Mi último trabajo “profesional” había sido en una corporación farmacéutica de midtown. Traducía al español, francés e italiano instrucciones sobre remedios que nadie lee y se van directamente al tacho de la basura. Tipiaba cosas como “si usted está embarazada absténgase de tomar esta cápsula”, y al mismo tiempo postulaba a un puesto de interprete en Naciones Unidas que ya me habían rechazado otras veces (“La señorita Blanchet domina perfectamente los idiomas, pero tartamudea severamente en los auditorios”)
Luego de renunciar a la corporación farmacéutica, pasé dos meses encerrada en mi nuevo departamento en Greenpoint, un barrio polaco, más barato y popular que la vecina Williamsburg. Corregía tesis de estudiantes extranjeros con buen dominio (pero no excelente) del inglés. Me pagaban cash, casi siempre en cuotas y rara vez a tiempo. No me importaba. Al menos, oxigenaba mi cerebro leyendo tratados sobre la deshielamiento de la Antártica, la masacre de los Cataros del siglo XII o poetas musulmanes gays en exilio. Me alimentaba de alfalfa, pieroggi y un sauvignon blanco neocelandés de 5 dólares y en vez de comprarme discos, escuchaba una radio online gratis todo el día. Sin embargo, bastaba que pisara Manhattan, para darme cuenta de que era pobre. En pleno agosto ni siquiera podía darme el lujo de tener ese aire acondicionado que necesitaba para trabajar. Sabía cómo ganar dinero rápido en Nueva York. En cuatro años había sido mesera, pintora de interiores, cuidadora de perros y baby sitter, una etapa superada a la que sin embargo recaía de vez en cuando. A veces era el aquiler. Otras sólo las ganas de elevar mi poder de consumo; más vinilos en mi colección, un sale de HyM, un despilfarro de comida gourmet.
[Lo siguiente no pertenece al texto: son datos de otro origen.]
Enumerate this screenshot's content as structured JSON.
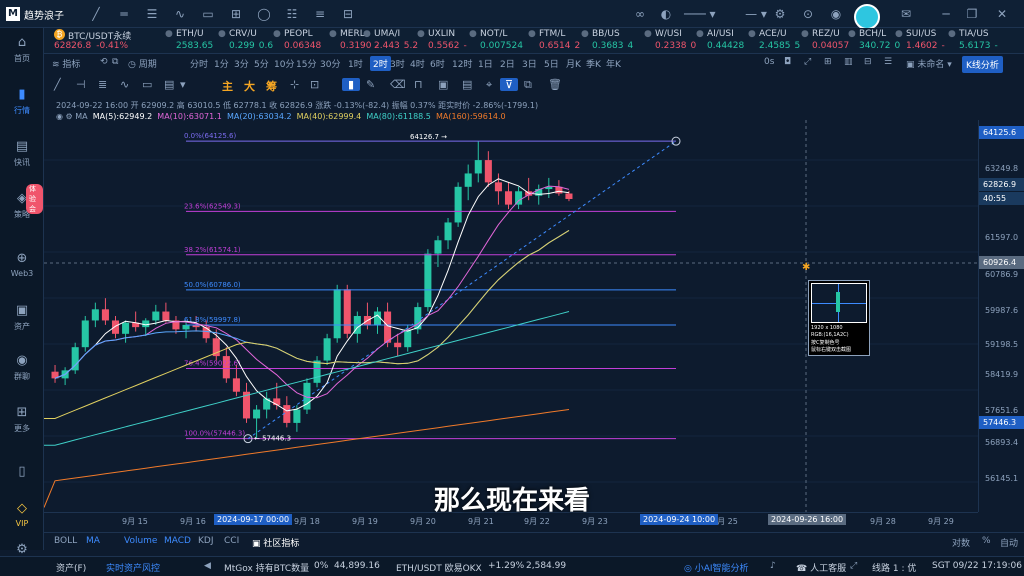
{
  "app": {
    "name": "趋势浪子"
  },
  "tickers": [
    {
      "name": "BTC/USDT永续",
      "price": "62826.8",
      "change": "-0.41%",
      "dir": "dn"
    },
    {
      "name": "ETH/U",
      "price": "2583.65",
      "change": "",
      "dir": "up"
    },
    {
      "name": "CRV/U",
      "price": "0.299",
      "change": "0.6",
      "dir": "up"
    },
    {
      "name": "PEOPL",
      "price": "0.06348",
      "change": "",
      "dir": "dn"
    },
    {
      "name": "MERL",
      "price": "0.3190",
      "change": "-",
      "dir": "dn"
    },
    {
      "name": "UMA/I",
      "price": "2.443",
      "change": "5.2",
      "dir": "dn"
    },
    {
      "name": "UXLIN",
      "price": "0.5562",
      "change": "-",
      "dir": "dn"
    },
    {
      "name": "NOT/L",
      "price": "0.007524",
      "change": "",
      "dir": "up"
    },
    {
      "name": "FTM/L",
      "price": "0.6514",
      "change": "2",
      "dir": "dn"
    },
    {
      "name": "BB/US",
      "price": "0.3683",
      "change": "4",
      "dir": "up"
    },
    {
      "name": "W/USI",
      "price": "0.2338",
      "change": "0",
      "dir": "dn"
    },
    {
      "name": "AI/USI",
      "price": "0.44428",
      "change": "",
      "dir": "up"
    },
    {
      "name": "ACE/U",
      "price": "2.4585",
      "change": "5",
      "dir": "up"
    },
    {
      "name": "REZ/U",
      "price": "0.04057",
      "change": "",
      "dir": "dn"
    },
    {
      "name": "BCH/L",
      "price": "340.72",
      "change": "0",
      "dir": "up"
    },
    {
      "name": "SUI/US",
      "price": "1.4602",
      "change": "-",
      "dir": "dn"
    },
    {
      "name": "TIA/US",
      "price": "5.6173",
      "change": "-",
      "dir": "up"
    }
  ],
  "sidebar": [
    {
      "label": "首页",
      "icon": "home-icon",
      "glyph": "⌂"
    },
    {
      "label": "行情",
      "icon": "chart-icon",
      "glyph": "▮"
    },
    {
      "label": "快讯",
      "icon": "news-icon",
      "glyph": "▤"
    },
    {
      "label": "策略",
      "icon": "strategy-icon",
      "glyph": "◈"
    },
    {
      "label": "Web3",
      "icon": "web3-icon",
      "glyph": "⊕"
    },
    {
      "label": "资产",
      "icon": "wallet-icon",
      "glyph": "▣"
    },
    {
      "label": "群聊",
      "icon": "chat-icon",
      "glyph": "◉"
    },
    {
      "label": "更多",
      "icon": "grid-icon",
      "glyph": "⊞"
    },
    {
      "label": "VIP",
      "icon": "diamond-icon",
      "glyph": "◇"
    }
  ],
  "sidebar_badge": "体验会",
  "toolbar": {
    "indicator": "指标",
    "period": "周期",
    "timeframes": [
      "分时",
      "1分",
      "3分",
      "5分",
      "10分",
      "15分",
      "30分",
      "1时",
      "2时",
      "3时",
      "4时",
      "6时",
      "12时",
      "1日",
      "2日",
      "3日",
      "5日",
      "月K",
      "季K",
      "年K"
    ],
    "selected": "2时",
    "zoom": "0s",
    "unnamed": "未命名",
    "k_analysis": "K线分析"
  },
  "drawtools": {
    "main": "主",
    "big": "大",
    "chip": "筹"
  },
  "info": {
    "line1": "2024-09-22 16:00  开 62909.2  高 63010.5  低 62778.1  收 62826.9  涨跌 -0.13%(-82.4)  振幅 0.37%  距实时价 -2.86%(-1799.1)",
    "ma_label": "MA",
    "ma5": "MA(5):62949.2",
    "ma10": "MA(10):63071.1",
    "ma20": "MA(20):63034.2",
    "ma40": "MA(40):62999.4",
    "ma80": "MA(80):61188.5",
    "ma160": "MA(160):59614.0"
  },
  "fib": [
    {
      "label": "0.0%(64125.6)",
      "price": 64125.6,
      "color": "#7b6cf0"
    },
    {
      "label": "23.6%(62549.3)",
      "price": 62549.3,
      "color": "#c13fd8"
    },
    {
      "label": "38.2%(61574.1)",
      "price": 61574.1,
      "color": "#c13fd8"
    },
    {
      "label": "50.0%(60786.0)",
      "price": 60786.0,
      "color": "#3d8bff"
    },
    {
      "label": "61.8%(59997.8)",
      "price": 59997.8,
      "color": "#3d8bff"
    },
    {
      "label": "76.4%(59022.6)",
      "price": 59022.6,
      "color": "#c13fd8"
    },
    {
      "label": "100.0%(57446.3)",
      "price": 57446.3,
      "color": "#c13fd8"
    }
  ],
  "annotations": {
    "high": "64126.7",
    "low": "57446.3"
  },
  "price_axis": {
    "labels": [
      "63249.8",
      "61597.0",
      "60786.9",
      "59987.6",
      "59198.5",
      "58419.9",
      "57651.6",
      "56893.4",
      "56145.1"
    ],
    "top_tag": "64125.6",
    "current": "62826.9",
    "countdown": "40:55",
    "bottom_tag": "57446.3",
    "crosshair": "60926.4"
  },
  "date_axis": {
    "labels": [
      "9月 15",
      "9月 16",
      "9月 18",
      "9月 19",
      "9月 20",
      "9月 21",
      "9月 22",
      "9月 23",
      "9月 25",
      "9月 28",
      "9月 29"
    ],
    "tag_start": "2024-09-17 00:00",
    "tag_end": "2024-09-24 10:00",
    "tag_cursor": "2024-09-26 16:00"
  },
  "indicators": {
    "items": [
      "BOLL",
      "MA",
      "Volume",
      "MACD",
      "KDJ",
      "CCI"
    ],
    "community": "社区指标",
    "right": [
      "对数",
      "%",
      "自动"
    ]
  },
  "status": {
    "asset": "资产(F)",
    "risk": "实时资产风控",
    "mtgox": "MtGox 持有BTC数量",
    "mtgox_pct": "0%",
    "mtgox_val": "44,899.16",
    "eth": "ETH/USDT 欧易OKX",
    "eth_chg": "+1.29%",
    "eth_px": "2,584.99",
    "ai": "小AI智能分析",
    "service": "人工客服",
    "line": "线路 1 : 优",
    "time": "SGT 09/22 17:19:06"
  },
  "subtitle": "那么现在来看",
  "popup": {
    "res": "1920 x 1080",
    "rgb": "RGB:(16,1A2C)",
    "copy": "按C复制色号",
    "tip": "鼠标右键双击截图"
  },
  "chart_data": {
    "type": "candlestick",
    "symbol": "BTC/USDT",
    "timeframe": "2H",
    "ylim": [
      55800,
      64600
    ],
    "x_labels": [
      "9月 15",
      "9月 16",
      "9月 17",
      "9月 18",
      "9月 19",
      "9月 20",
      "9月 21",
      "9月 22",
      "9月 23"
    ],
    "colors": {
      "up": "#26c6a5",
      "down": "#f0556c"
    },
    "candles": [
      [
        58950,
        59100,
        58700,
        58800
      ],
      [
        58800,
        59050,
        58650,
        58980
      ],
      [
        58980,
        59600,
        58900,
        59500
      ],
      [
        59500,
        60200,
        59400,
        60100
      ],
      [
        60100,
        60500,
        59950,
        60350
      ],
      [
        60350,
        60600,
        60000,
        60100
      ],
      [
        60100,
        60200,
        59700,
        59800
      ],
      [
        59800,
        60100,
        59600,
        60050
      ],
      [
        60050,
        60300,
        59850,
        59950
      ],
      [
        59950,
        60150,
        59750,
        60100
      ],
      [
        60100,
        60450,
        60000,
        60300
      ],
      [
        60300,
        60500,
        60050,
        60100
      ],
      [
        60100,
        60200,
        59800,
        59900
      ],
      [
        59900,
        60100,
        59700,
        60000
      ],
      [
        60000,
        60200,
        59850,
        59950
      ],
      [
        59950,
        60100,
        59600,
        59700
      ],
      [
        59700,
        59900,
        59200,
        59300
      ],
      [
        59300,
        59500,
        58700,
        58800
      ],
      [
        58800,
        59100,
        58400,
        58500
      ],
      [
        58500,
        58700,
        57800,
        57900
      ],
      [
        57900,
        58200,
        57450,
        58100
      ],
      [
        58100,
        58500,
        57900,
        58350
      ],
      [
        58350,
        58700,
        58100,
        58200
      ],
      [
        58200,
        58400,
        57700,
        57800
      ],
      [
        57800,
        58200,
        57600,
        58100
      ],
      [
        58100,
        58800,
        58000,
        58700
      ],
      [
        58700,
        59300,
        58600,
        59200
      ],
      [
        59200,
        59800,
        59100,
        59700
      ],
      [
        59700,
        60900,
        59600,
        60800
      ],
      [
        60800,
        60900,
        59700,
        59800
      ],
      [
        59800,
        60300,
        59600,
        60200
      ],
      [
        60200,
        60500,
        59900,
        60000
      ],
      [
        60000,
        60400,
        59800,
        60300
      ],
      [
        60300,
        60500,
        59500,
        59600
      ],
      [
        59600,
        59800,
        59300,
        59500
      ],
      [
        59500,
        60000,
        59400,
        59900
      ],
      [
        59900,
        60500,
        59800,
        60400
      ],
      [
        60400,
        61700,
        60300,
        61600
      ],
      [
        61600,
        62000,
        61300,
        61900
      ],
      [
        61900,
        62400,
        61700,
        62300
      ],
      [
        62300,
        63200,
        62200,
        63100
      ],
      [
        63100,
        63600,
        62800,
        63400
      ],
      [
        63400,
        64126.7,
        63200,
        63700
      ],
      [
        63700,
        63900,
        63100,
        63200
      ],
      [
        63200,
        63400,
        62700,
        63000
      ],
      [
        63000,
        63200,
        62600,
        62700
      ],
      [
        62700,
        63100,
        62600,
        63000
      ],
      [
        63000,
        63300,
        62800,
        62900
      ],
      [
        62900,
        63150,
        62700,
        63050
      ],
      [
        63050,
        63300,
        62850,
        63100
      ],
      [
        63100,
        63250,
        62900,
        62950
      ],
      [
        62950,
        63010.5,
        62778.1,
        62826.9
      ]
    ],
    "ma_lines": [
      {
        "name": "MA(5)",
        "color": "#ffffff"
      },
      {
        "name": "MA(10)",
        "color": "#e066d8"
      },
      {
        "name": "MA(20)",
        "color": "#5aa8ff"
      },
      {
        "name": "MA(40)",
        "color": "#e0d060"
      },
      {
        "name": "MA(80)",
        "color": "#3fd0c8"
      },
      {
        "name": "MA(160)",
        "color": "#f07a2a"
      }
    ]
  }
}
Ahora el aire acondicionado. Hacían 47 grados y la ciudad se declaraba en emergencia. Recomendaban tomar cuatro litros de agua al día. No moverse entre la 1 y las 4 de la tarde. No exageraban: bastaba que tecleara en el computador para sentir que venía de correr una maratón. Dejé reposando mi torre de tesis pendientes y revisé los anuncios de ofertas de trabajos del sitio web craiglist .
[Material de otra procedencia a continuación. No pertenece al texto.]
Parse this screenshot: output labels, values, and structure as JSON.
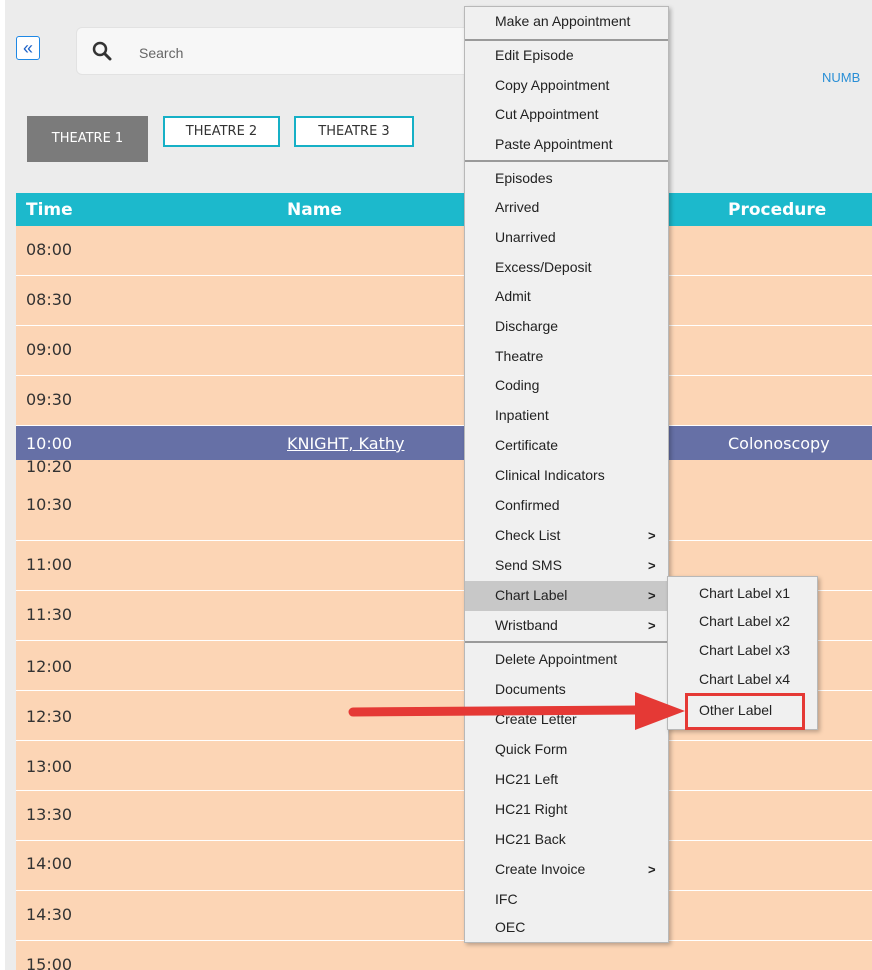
{
  "toolbar": {
    "collapse_icon": "double-chevron-left-icon",
    "search_placeholder": "Search",
    "numb_label": "NUMB"
  },
  "theatre_tabs": [
    {
      "label": "THEATRE 1",
      "active": true
    },
    {
      "label": "THEATRE 2",
      "active": false
    },
    {
      "label": "THEATRE 3",
      "active": false
    }
  ],
  "table": {
    "headers": {
      "time": "Time",
      "name": "Name",
      "procedure": "Procedure"
    },
    "rows": [
      {
        "time": "08:00"
      },
      {
        "time": "08:30"
      },
      {
        "time": "09:00"
      },
      {
        "time": "09:30"
      },
      {
        "time": "10:00",
        "name": "KNIGHT, Kathy",
        "procedure": "Colonoscopy",
        "booked": true
      },
      {
        "time": "10:20"
      },
      {
        "time": "10:30"
      },
      {
        "time": "11:00"
      },
      {
        "time": "11:30"
      },
      {
        "time": "12:00"
      },
      {
        "time": "12:30"
      },
      {
        "time": "13:00"
      },
      {
        "time": "13:30"
      },
      {
        "time": "14:00"
      },
      {
        "time": "14:30"
      },
      {
        "time": "15:00"
      }
    ]
  },
  "context_menu": {
    "items": [
      {
        "label": "Make an Appointment"
      },
      {
        "label": "Edit Episode"
      },
      {
        "label": "Copy Appointment"
      },
      {
        "label": "Cut Appointment"
      },
      {
        "label": "Paste Appointment"
      },
      {
        "label": "Episodes"
      },
      {
        "label": "Arrived"
      },
      {
        "label": "Unarrived"
      },
      {
        "label": "Excess/Deposit"
      },
      {
        "label": "Admit"
      },
      {
        "label": "Discharge"
      },
      {
        "label": "Theatre"
      },
      {
        "label": "Coding"
      },
      {
        "label": "Inpatient"
      },
      {
        "label": "Certificate"
      },
      {
        "label": "Clinical Indicators"
      },
      {
        "label": "Confirmed"
      },
      {
        "label": "Check List",
        "submenu": ">"
      },
      {
        "label": "Send SMS",
        "submenu": ">"
      },
      {
        "label": "Chart Label",
        "submenu": ">",
        "highlighted": true
      },
      {
        "label": "Wristband",
        "submenu": ">"
      },
      {
        "label": "Delete Appointment"
      },
      {
        "label": "Documents"
      },
      {
        "label": "Create Letter"
      },
      {
        "label": "Quick Form"
      },
      {
        "label": "HC21 Left"
      },
      {
        "label": "HC21 Right"
      },
      {
        "label": "HC21 Back"
      },
      {
        "label": "Create Invoice",
        "submenu": ">"
      },
      {
        "label": "IFC"
      },
      {
        "label": "OEC"
      }
    ]
  },
  "chart_label_submenu": {
    "items": [
      "Chart Label x1",
      "Chart Label x2",
      "Chart Label x3",
      "Chart Label x4",
      "Other Label"
    ],
    "highlighted": "Other Label"
  },
  "colors": {
    "header": "#1cb9cc",
    "slot": "#fcd5b5",
    "booked": "#6670a6",
    "annotation": "#e53935"
  }
}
Sin dudarlo, anoté el número de Elio Rocamadour, un niño de 4 años que buscaba urgentemente una babysitter por dos semanas. Elio tenía tres cosas a su favor: era francés, vivía en Chinatown y pagaban 12 dólares la hora. Aunque mis anteriores babysitting a niños americanos me reportaban hasta el doble de dinero, no soportaba tener que ponerme guantes de plásticos para echarle un pedazo de jamón a un sándwich, o fumar a escondidas de esas madres del Upper East side que luego me descueraban a la hora del happy hour con sus amigas (pero terminaban perdonándome porque hablaba cinco idiomas y parecía una chica bien). Llamé. Me dieron un día de prueba. Con tres jornadas de trabajo, calculé, me alcanzaba para el aire acondicionado y algo más.

Wednesday, August 09, 2006

AMERICA (segunda parte)



Cuando desperté la pista de baile estaba desierta y yo pensé que ya no estaba en América. Flotaban o creí ver flotando challas en al aire. Lo que quedaba de una celebración (¿la sombra de Elvis?) respiraba invisible en algún rincón del bar – algo que no podía identificar con la realidad ni con un sueño y cuya esencia me era tan desconocida que por un segundo temí no poder volver nunca más al lugar desde donde había venido- y mis pies se movieron solos, conscientes de una sola cosa: tenía que encontrar un lugar donde pasar la noche.
Caminé hasta el muelle para tomarme el último ferry a Pachanka. No, no recorrería la isla de Fire Island en lancha-taxi hasta, arriesgándome a que todas las piezas estuvieran sold out. Sold out es un manierismo americano que te condena diciéndote que no hay hueco para ti, que estás excluido, y que el mundo puede seguir vendiéndose sin tu aporte. Cada vez que me lo decían, yo me acordaba de un viejito judío, dueño de un hotel de mala muerte en Paris, que me abrió su puerta una noche de lluvia en que yo sabía que mi vida se descascaraba sin que tuviera control sobre eso. Su hotel estaba lleno, pero ofreció alojarme en el sillón de la recepción. Paris la misericordiosa con las almas en pena, Nueva York la castigadora.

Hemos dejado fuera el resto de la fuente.